Ramlin, terdakwa kasus kepemilikan ganja seberat 914 gram di Kota Bima, Nusa Tenggara Barat (NTB), kembali diamankan polisi setelah kasasi hasil putusan pengadilan Raba Bima dikabulkan oleh Mahkamah Agung (MA).
Sebelumnya, Ramlin dinyatakan bebas dalam sidang putusan Pengadilan Negeri (PN) Bima karena tidak terbukti bersalah dalam kasus peredaran narkotika jenis ganja pada 4 November 2021.

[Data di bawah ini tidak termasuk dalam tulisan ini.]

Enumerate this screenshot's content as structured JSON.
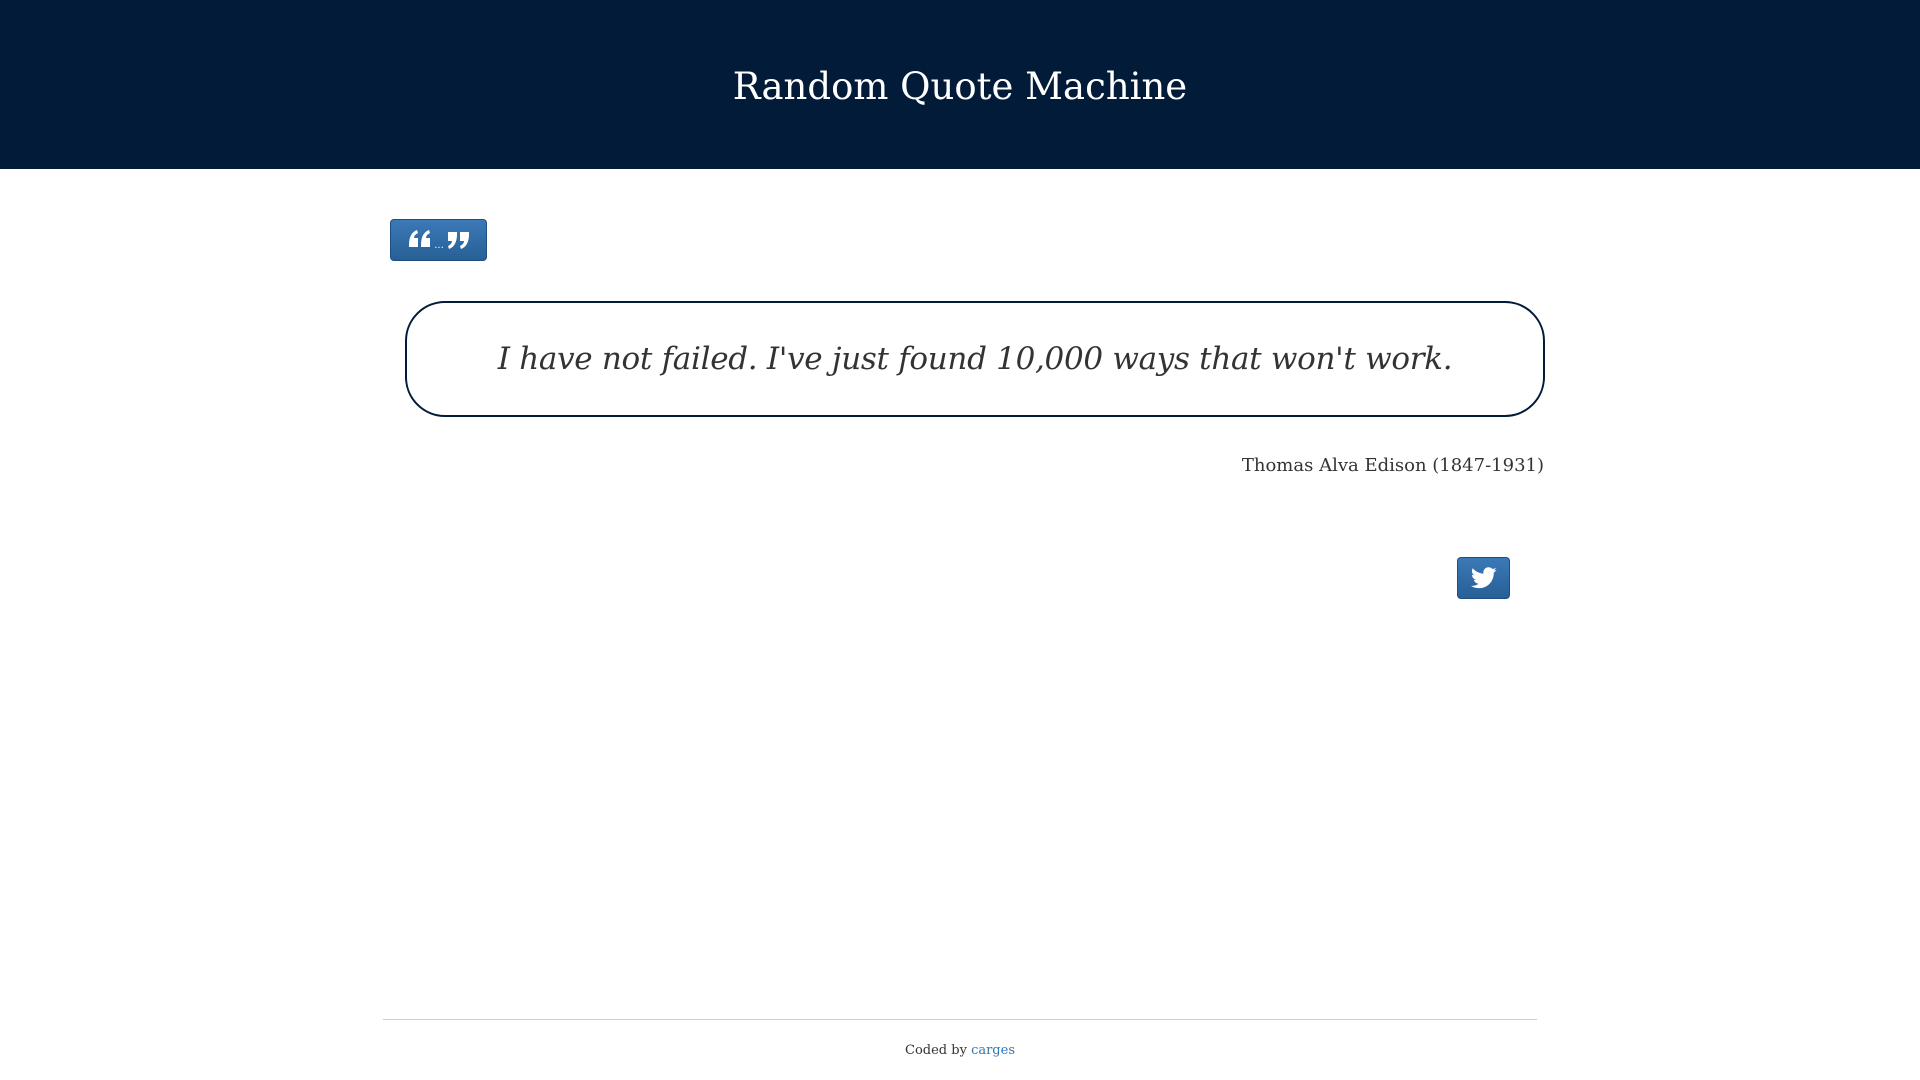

"Kami dimintai bantuan untuk menangkap Ramlin bersama-sama dengan tim dari Kejaksaan Negeri Raba Bima," kata Kasi Humas Polres Bima Kota AKP Jufrin saat dihubungi detikBali, Jumat (26/5/2023).
SCROLL TO CONTINUE WITH CONTENT
Polisi melakukan penyelidikan terkait dengan keberadaan terdakwa berikut dengan kegiatannya sehari-hari. "Setelah kami lakukan penyelidikan, ternyata terdakwa sedang berada di Desa Dumu, Kecamatan Langgudu, Kabupaten Bima," ujarnya.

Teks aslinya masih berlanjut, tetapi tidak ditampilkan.